Mazda's Best Month Wasn't the One Anyone Planned For
A 60% jump in MX-5 sales while the crossovers stumbled is not a fluke. It's a verdict.

Photo · Carscoops
The Numbers Don't Lie, Even When They Embarrass You
Somebody at Mazda is staring at April's sales report and feeling two things simultaneously: vindication and confusion. The MX-5 Miata — a two-seat roadster that holds approximately zero groceries, offers no all-wheel-drive option, and starts well below the forty-thousand-dollar crossovers sitting unsold on lots — jumped sixty percent. The CX-70 and CX-90, the big bets, the family-haulers, the vehicles that were supposed to justify Mazda's push upmarket? Down. Significantly.
A writer at Carscoops staked out this contrast plainly, and they're right to. The numbers are doing something more interesting than telling a sales story. They're surfacing a confession that the market has been sitting on for years.

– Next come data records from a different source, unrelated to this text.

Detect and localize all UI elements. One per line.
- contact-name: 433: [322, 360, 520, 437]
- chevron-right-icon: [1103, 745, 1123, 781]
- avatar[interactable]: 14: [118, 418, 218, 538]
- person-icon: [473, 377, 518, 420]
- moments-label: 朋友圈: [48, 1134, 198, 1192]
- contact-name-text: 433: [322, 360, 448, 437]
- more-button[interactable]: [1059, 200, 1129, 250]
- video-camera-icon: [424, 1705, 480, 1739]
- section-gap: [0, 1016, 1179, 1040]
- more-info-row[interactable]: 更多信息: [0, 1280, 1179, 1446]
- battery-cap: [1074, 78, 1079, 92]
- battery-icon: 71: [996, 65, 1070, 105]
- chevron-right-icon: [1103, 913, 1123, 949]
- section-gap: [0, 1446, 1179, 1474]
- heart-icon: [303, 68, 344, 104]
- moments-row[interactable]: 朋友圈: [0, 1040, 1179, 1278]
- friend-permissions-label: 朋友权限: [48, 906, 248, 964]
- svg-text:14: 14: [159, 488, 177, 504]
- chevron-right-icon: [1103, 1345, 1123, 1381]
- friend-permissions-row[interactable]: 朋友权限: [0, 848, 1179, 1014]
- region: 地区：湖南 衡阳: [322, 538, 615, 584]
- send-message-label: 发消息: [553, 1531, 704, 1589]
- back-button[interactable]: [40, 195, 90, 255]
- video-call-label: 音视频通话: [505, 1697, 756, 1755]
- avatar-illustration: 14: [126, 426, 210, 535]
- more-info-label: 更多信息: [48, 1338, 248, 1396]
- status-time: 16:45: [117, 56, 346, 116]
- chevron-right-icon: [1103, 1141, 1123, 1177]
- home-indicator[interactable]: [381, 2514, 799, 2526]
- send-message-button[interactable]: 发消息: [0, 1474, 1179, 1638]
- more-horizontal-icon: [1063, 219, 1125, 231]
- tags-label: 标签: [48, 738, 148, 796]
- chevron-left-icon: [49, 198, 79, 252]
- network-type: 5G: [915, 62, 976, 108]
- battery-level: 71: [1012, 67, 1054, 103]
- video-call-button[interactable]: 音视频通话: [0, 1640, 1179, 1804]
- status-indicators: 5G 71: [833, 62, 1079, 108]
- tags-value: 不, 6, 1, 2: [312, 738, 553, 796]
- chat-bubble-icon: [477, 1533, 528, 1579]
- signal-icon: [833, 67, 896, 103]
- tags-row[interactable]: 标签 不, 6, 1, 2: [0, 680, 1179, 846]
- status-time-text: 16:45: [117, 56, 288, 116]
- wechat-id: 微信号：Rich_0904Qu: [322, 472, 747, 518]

Buyers, when given the option, went back to the thing that drives.
What a Roadster Surge Actually Means
The conventional wisdom has been that sports cars are dying — slowly, politely, replaced by crossovers that offer more of everything except the one thing a roadster actually offers. More cargo room. More ground clearance. More seats. More practicality. The crossover became the default answer to a question nobody was really asking, which is: what if a car tried to be everything at once?
The MX-5 has never tried to be everything. It is light. It is small. It puts the engine up front and the fun at the back, and it has not deviated from that formula in a way that would embarrass its own past. That consistency — that refusal to apologize for being exactly one thing — reads differently in 2025 than it did in years when the market was still chasing size.
Sixty percent is not a seasonal blip. That's buyers making a deliberate choice. Someone walked past the CX-70 — which, to be clear, is a capable machine with a real interior and real technology — and kept walking until they found the two-seater. That takes conviction. That takes someone who has thought about what a car is actually for.
Mazda's crossover slump is its own story, partly tied to pricing that positioned those vehicles against German competitors with longer brand histories in that territory. But the MX-5's surge is a separate story, and it runs in the opposite direction. It says that somewhere in the buyer calculus, fun stopped being the thing you sacrifice for practicality and started being the thing you come back to when practicality has let you down.
There's something worth sitting with in the idea that Mazda's most emotionally honest vehicle is outperforming its most commercially ambitious ones. The roadster wasn't built to move the needle. It was built because some cars should exist regardless of whether they move the needle. April decided to reward that position.
The crossover future isn't dead. But it's on notice from a car that weighs less than most of its competitors' options packages.